Secondary behavior changes of fibroblast functions induced by conditioned medium of silicone-sensitized murine lymphocytes.
- Author:
Jong Won RHIE
1
;
Hang Seok CHOI
;
Jun Hee BYEON
;
Young Taik WON
;
Chong Kun LEE
;
Sang Bae HAN
;
Hwan Mook KIM
Author Information
1. Department of Plastic Surgery, College of Medicine, The Catholic University of Korea, Korea.

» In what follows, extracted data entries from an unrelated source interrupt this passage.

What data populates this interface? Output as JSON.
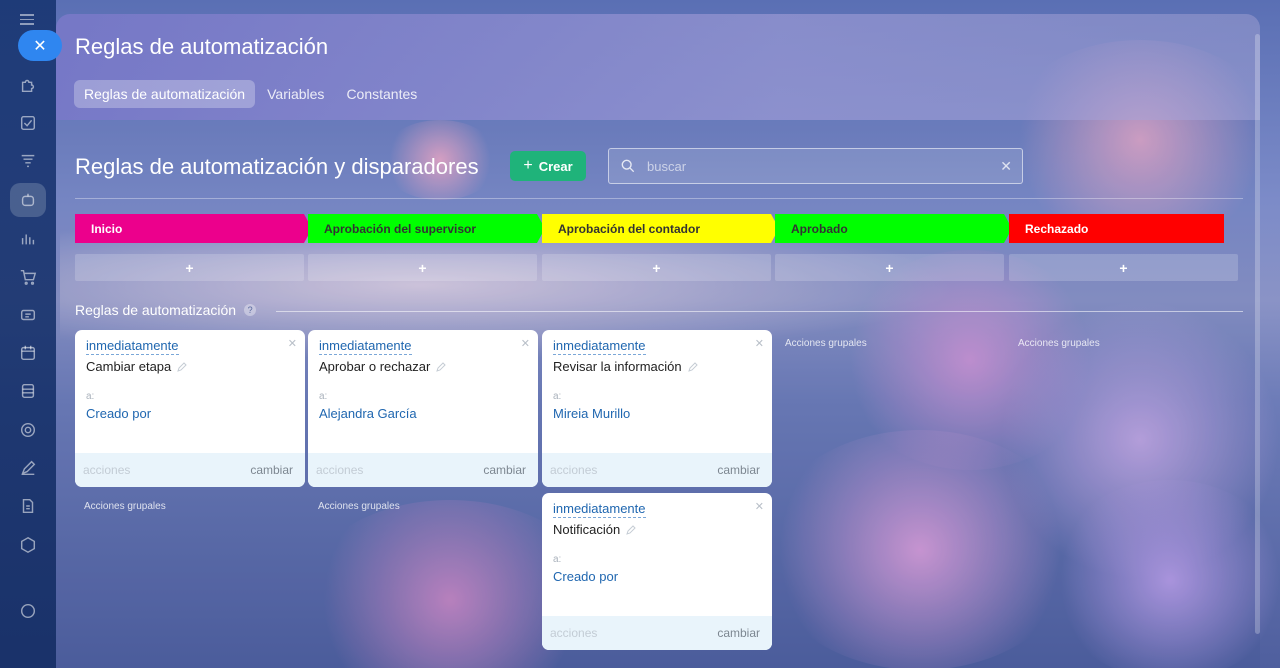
{
  "panel": {
    "title": "Reglas de automatización",
    "tabs": [
      {
        "label": "Reglas de automatización",
        "active": true
      },
      {
        "label": "Variables",
        "active": false
      },
      {
        "label": "Constantes",
        "active": false
      }
    ]
  },
  "header": {
    "title": "Reglas de automatización y disparadores",
    "create_label": "Crear",
    "search_placeholder": "buscar"
  },
  "stages": [
    {
      "label": "Inicio",
      "color": "#ec008c",
      "text_color": "#ffffff"
    },
    {
      "label": "Aprobación del supervisor",
      "color": "#00ff00",
      "text_color": "#333333"
    },
    {
      "label": "Aprobación del contador",
      "color": "#ffff00",
      "text_color": "#333333"
    },
    {
      "label": "Aprobado",
      "color": "#00ff00",
      "text_color": "#333333"
    },
    {
      "label": "Rechazado",
      "color": "#ff0000",
      "text_color": "#ffffff"
    }
  ],
  "add_symbol": "+",
  "rules_section": {
    "label": "Reglas de automatización",
    "help_icon": "question-icon"
  },
  "cards": [
    {
      "delay": "inmediatamente",
      "name": "Cambiar etapa",
      "to_label": "a:",
      "user": "Creado por",
      "actions_label": "acciones",
      "change_label": "cambiar"
    },
    {
      "delay": "inmediatamente",
      "name": "Aprobar o rechazar",
      "to_label": "a:",
      "user": "Alejandra García",
      "actions_label": "acciones",
      "change_label": "cambiar"
    },
    {
      "delay": "inmediatamente",
      "name": "Revisar la información",
      "to_label": "a:",
      "user": "Mireia Murillo",
      "actions_label": "acciones",
      "change_label": "cambiar"
    },
    {
      "delay": "inmediatamente",
      "name": "Notificación",
      "to_label": "a:",
      "user": "Creado por",
      "actions_label": "acciones",
      "change_label": "cambiar"
    }
  ],
  "group_actions_label": "Acciones grupales",
  "colors": {
    "accent_green": "#1fb37a",
    "link_blue": "#2067b0",
    "close_blue": "#2f86f0"
  }
}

- Publication Type:Original Article
- Keywords:
Fibroblast;
Silicone-mediated lymphocyte
- MeSH:
Animals;
Breast;
Cell Count;
Collagen;
Contracture;
Culture Media, Conditioned*;
DNA;
Fibroblasts*;
Immune System;
Lymphocytes*;
Mice;
Proline;
Silicone Gels;
Thymidine
- From:Journal of the Korean Society of Plastic and Reconstructive Surgeons
1998;25(3):337-345
- CountryRepublic of Korea
- Language:Korean
-
Abstract:
Fibrous capsular contracture has been considered as a major side effect of breast silicone implant. The etiology of fibrous capsular contracture has not been fully determined. In the present study, we tried to determine the indirect effect of immune system in fibroblast function which plays a major role in fibrous capsular contracture. For preparation of conditional medium of lymphocytes, mouse (ICR) splenocytes were cultured for one day. Two kinds of conditioned medium, silicone conditioned medium (SCM) and silicone free normal conditioned medium (NCM), were prepared from splenocyte cell suspension cultured on silicone gel coated surface and naked surface, respectively. Mouse fibroblasts (NIH 3T3) were cultured in usual culture dish. Conditioned medium of 25% concentration was added. On day 2 after innoculation, cell number, thymidine incorporation and proline uptake of fibroblasts were measured. The results were as follow; 1) There was no difference of fibroblast number by cultivation in SCM of splenocytes compared with that in fresh medium(FM). 2)There was significant increase of DNA synthesis of fibroblasts in SCM compared with that in FM (p < 0.001). 3) There was significant increase of collagen synthesis of fibroblasts in SCM compared with that in FM (p < 0.01) and in NCM (p <0.001). 4) The functional activities of DNA and collagen synthesis mediated by same number of fibroblast were calculated to be significantly increased in SCM compared with that in NCM and in FM (p < 0.001). In conclusion, fibroblasts cultured in SCM had a higher potential to synthesize macromolecules such as collagen and DNA. We can postulate that SCM may contain certain amount of unknown growth stimulant of fibroblasts, which is produced by silicone gel sensitized murine splenocytes.